In order to create and implement the BCP, consider the following risk management processes:

1. Assess the situation- assess the threats by setting goals and priorities
2. Identify all of the major risks
3. Do a risk analysis of the major risks identified by conducting a critical risk analysis
4. Implement a Plan that provides countermeasures to mitigate the major risks – i.e. an Action Plan
5. Review the Action plan to confirm whether it adequately addresses the risks and helps mitigate or minimize the risks facing the company.

It is uncertain how long COVID-19 will have an impact on the world's commerce. However, if you take the appropriate countermeasures now and mitigate your risks the less likely your company will later face threats that could seriously impact it.

Before a crisis breaks out, it’s always a good idea for the company’s risk manager or the risk management department (RMD) if one exists to review his or her role, or in case of the RMD, its role within an organization. In today’s environment, including COVID 19 virus issues, it is very important. A risk management department may have multiple reporting lines within an organization or may report to one department head. Are those reporting lines clear? If not, it is time to clarify them.

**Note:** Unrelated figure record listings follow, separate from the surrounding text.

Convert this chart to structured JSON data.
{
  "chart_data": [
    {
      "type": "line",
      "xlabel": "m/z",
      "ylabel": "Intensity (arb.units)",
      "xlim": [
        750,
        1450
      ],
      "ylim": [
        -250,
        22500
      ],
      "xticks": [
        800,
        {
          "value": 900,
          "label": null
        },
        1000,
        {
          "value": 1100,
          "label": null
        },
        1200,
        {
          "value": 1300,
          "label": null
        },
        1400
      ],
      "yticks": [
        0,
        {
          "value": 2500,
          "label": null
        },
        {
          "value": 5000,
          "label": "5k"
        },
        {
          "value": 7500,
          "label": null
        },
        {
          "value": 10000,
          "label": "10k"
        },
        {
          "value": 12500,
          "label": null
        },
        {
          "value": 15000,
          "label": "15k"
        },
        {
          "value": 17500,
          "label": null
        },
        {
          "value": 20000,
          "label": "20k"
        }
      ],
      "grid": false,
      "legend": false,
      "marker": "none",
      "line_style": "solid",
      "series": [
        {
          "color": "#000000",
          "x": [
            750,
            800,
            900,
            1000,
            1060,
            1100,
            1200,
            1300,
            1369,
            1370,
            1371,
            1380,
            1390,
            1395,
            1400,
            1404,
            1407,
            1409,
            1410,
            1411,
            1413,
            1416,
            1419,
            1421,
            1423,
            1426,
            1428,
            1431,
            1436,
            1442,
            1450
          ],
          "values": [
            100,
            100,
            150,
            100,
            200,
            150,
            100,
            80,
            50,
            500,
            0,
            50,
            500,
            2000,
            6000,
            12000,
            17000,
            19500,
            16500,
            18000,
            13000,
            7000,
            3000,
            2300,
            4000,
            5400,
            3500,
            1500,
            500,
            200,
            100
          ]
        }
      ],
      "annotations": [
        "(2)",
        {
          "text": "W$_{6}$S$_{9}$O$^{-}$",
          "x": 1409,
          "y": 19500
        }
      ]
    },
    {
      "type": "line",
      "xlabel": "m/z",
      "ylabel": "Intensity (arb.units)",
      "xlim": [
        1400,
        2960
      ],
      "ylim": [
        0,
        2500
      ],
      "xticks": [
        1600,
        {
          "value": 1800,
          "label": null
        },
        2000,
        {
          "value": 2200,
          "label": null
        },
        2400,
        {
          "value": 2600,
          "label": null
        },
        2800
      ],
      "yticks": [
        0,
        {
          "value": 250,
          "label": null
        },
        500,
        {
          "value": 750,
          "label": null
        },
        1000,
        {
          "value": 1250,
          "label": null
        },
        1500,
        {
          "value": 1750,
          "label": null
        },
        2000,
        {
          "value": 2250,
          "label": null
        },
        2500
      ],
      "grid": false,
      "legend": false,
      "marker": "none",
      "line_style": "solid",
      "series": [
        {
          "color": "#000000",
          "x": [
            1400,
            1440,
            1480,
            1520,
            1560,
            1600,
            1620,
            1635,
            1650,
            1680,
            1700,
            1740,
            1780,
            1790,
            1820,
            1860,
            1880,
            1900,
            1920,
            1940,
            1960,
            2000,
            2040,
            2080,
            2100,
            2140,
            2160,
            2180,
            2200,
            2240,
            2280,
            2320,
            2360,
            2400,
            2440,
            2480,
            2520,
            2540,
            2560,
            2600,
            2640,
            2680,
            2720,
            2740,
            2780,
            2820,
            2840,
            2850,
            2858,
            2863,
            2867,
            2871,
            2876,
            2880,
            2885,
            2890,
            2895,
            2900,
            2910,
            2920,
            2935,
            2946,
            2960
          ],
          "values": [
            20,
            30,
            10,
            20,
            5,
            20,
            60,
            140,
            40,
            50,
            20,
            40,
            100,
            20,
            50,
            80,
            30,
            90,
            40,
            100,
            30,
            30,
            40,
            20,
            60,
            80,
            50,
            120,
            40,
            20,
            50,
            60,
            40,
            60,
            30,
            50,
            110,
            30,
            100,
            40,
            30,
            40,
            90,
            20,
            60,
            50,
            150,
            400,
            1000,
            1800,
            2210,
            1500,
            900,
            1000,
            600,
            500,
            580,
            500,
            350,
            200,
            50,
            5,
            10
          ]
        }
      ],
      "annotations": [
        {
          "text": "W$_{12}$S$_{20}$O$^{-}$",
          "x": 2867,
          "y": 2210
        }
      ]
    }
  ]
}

In order to understand the risk management department’s area of responsibility within an organization, I think it best to for the head of risk management to work with his supervisor in drafting corporate guidelines covering the risk management’s area or responsibility which can then be disseminated throughout the organization. No only should the RM or RMD’s are of responsibility be covered but each individual within the RMD should have his or her position and are of responsibility described in detail as well. It’s best to have everything outlined before the RMD has to contend with a crisis, especially a pandemic.

Areas of responsibility should include the purpose and policy of the RMD in the organization, the functions and execution points of the RMD (who does what, when, how, reporting lines, etc.) as well as a detailed outline of the procedures and processes of the RMD. Procedures and processes can include:

-conducting risk assessments of the organizations’ divisions and departments
-developing solutions for the various risk management issues
-coordination with various departments to assist with compliance issues
-oversee loss control concerns
-develop training for the organization’s employees covering various risk related areas of concern such as product safety, etc.

Besides managing risk, risk managers must also have a knack for good stakeholder management. In fact, in order to provide effective leadership in today’s corporate world, risk managers and those who have a risk management function, must understand the significance of good stakeholder management. Considering the high employee and investor turnover rates it is no wonder that risk managers must take the lead in providing risk management information to various stakeholders not only from a compliance perspective but from a profit/loss perspective as well.
Who are the various stakeholders that a risk manager must concern himself or herself with? Of course the more sophisticated a company, the more stakeholders there might be. Nonetheless, the main stakeholders of any company or organization usually include:

1. Employees
2. Upper Management including the Board
3. Customers
4. Suppliers
5. Regulators
6. Investors
7. Business partners; and
8. Credit Analysts

The first step in leadership for any risk manager when looking at stakeholders is to ask the hard questions such as: (I) Are you prepared to handle risk events relating to your stakeholders or not? (ii) In a crisis management event, such as a pandemic, are you ready to address your customers? (iii) In case of litigation, do you have the right information to communicate to your regulators? , and (iv) What are the risk management process to use in case you have major employment related issues?
Providing effective risk management leadership requires the risk manager to understand what his or her role within the organization is as well as who the major stakeholders really are and what risk management reporting processes actually exist or should exist.

Once a risk manager can answer the questions, the manager as well as the RMD itself is ready to provide effective risk management leadership.